Thanks @tom , I guess I am just always confused with how the dimension are proceeded and I should reread some of the literature.
Edit:
Here is an experiment showing the equality:
import torch
from torch import nn
class LSTM(nn.Module):
def __init__(self, input_dim, hidden_dim, batch_size, num_layers=1):
super(LSTM, self).__init__()
self.input_dim = input_dim
self.hidden_dim = hidden_dim
self.batch_size = batch_size
self.num_layers = num_layers
# Define the LSTM layer
self.lstm = nn.LSTM(self.input_dim, self.hidden_dim, self.num_layers)
def init_hidden(self):
# This is what we'll initialise our hidden state as
return (torch.zeros(self.num_layers, self.batch_size, self.hidden_dim),
torch.zeros(self.num_layers, self.batch_size, self.hidden_dim))
def forward(self, input):
# Forward pass through LSTM layer
# shape of lstm_out: [input_size, batch_size, hidden_dim]
# shape of self.hidden: (a, b), where a and b both
# have shape (num_layers, batch_size, hidden_dim).
hidden = self.init_hidden()
lstm_out, hidden_m1 = self.lstm(input,hidden)
self.method_1=lstm_out[-1]
self.mm_h = hidden_m1[0].squeeze()
for t_j in range(len(input)):
input_a=input[t_j,:].view(1,self.batch_size,-1)
output_b, hidden = self.lstm(input_a, hidden)

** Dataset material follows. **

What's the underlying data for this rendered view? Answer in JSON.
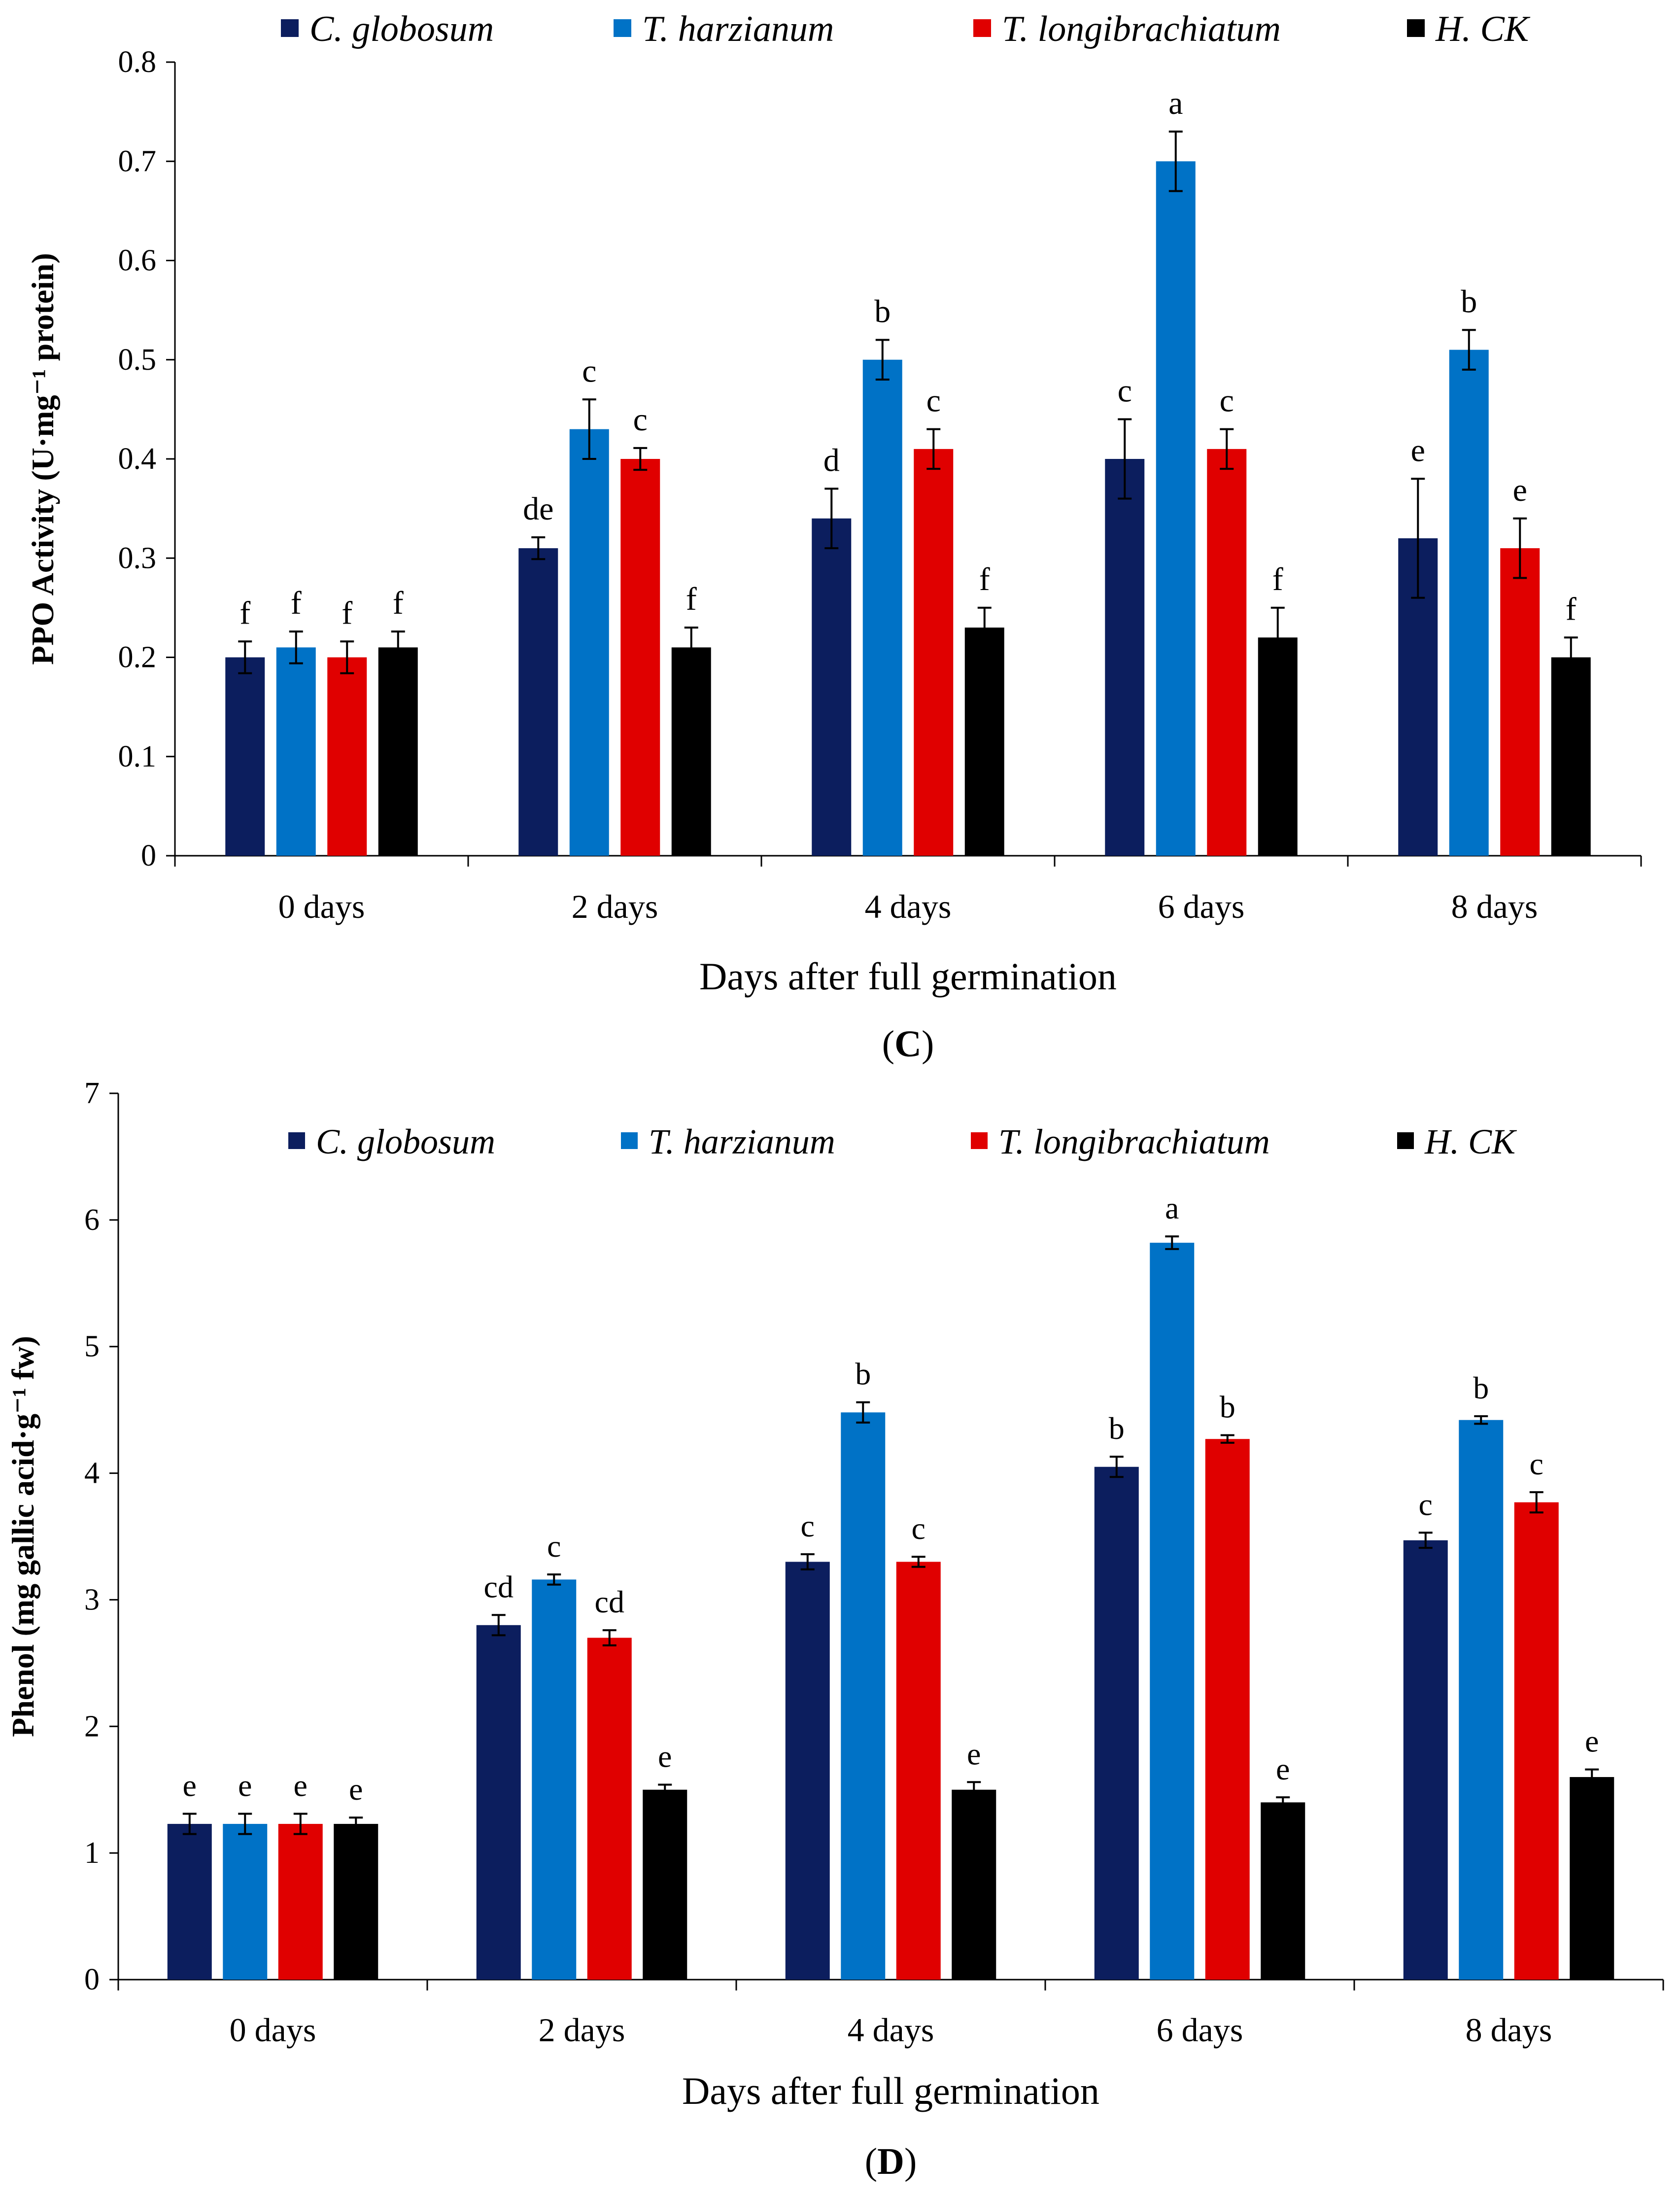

self.method_2 = output_b.squeeze()
self.mm2_h=hidden[0].squeeze()
input_size = 10
hidden_dim = 4
batch_size = 5
num_layers = 1
seq_len = 6
model = LSTM(input_size, hidden_dim, batch_size=batch_size, num_layers=num_layers)
model.eval()
X=torch.randn(seq_len,batch_size,input_size)
model(X)
torch.equal(model.method_1,model.method_2)
torch.equal(model.mm_h,model.mm2_h)
torch.equal(model.method_1,model.mm_h)
you could make it a joint input and only have one LSTM
I am unsure how I would be doing that because in the paper the state dictionary are the same and if I join the input they are going to change since they will learn from the first sentence.
so in the current implementation you have something like that in pseudo code:
...
def forward(sentence_1, sentence_2):
....
state_dict = self.lstm.state_dict()
out_1, h_1, c_1 = self.lstm(sentence_1,h,c)
#reload the initial dict so the hidden weight are not influenced by sentence_1
self.lstm.load_state_dict(state_dict)
out_2, h_2, c_2 = self.lstm(sentence_2,h,c)
....
Am I missing anything?
Edit: actually since I am not calling the backward this thing seems useless! I guess I can just join them on the feature dimension (seq x batch x feature*2) and then just split the output into two. This might be a bit trickier when I unpack it as you mentioned.
PS: I agree with your remark of doing some transformation such as concatenating… For this I just wanted to have something as close to the paper as possible.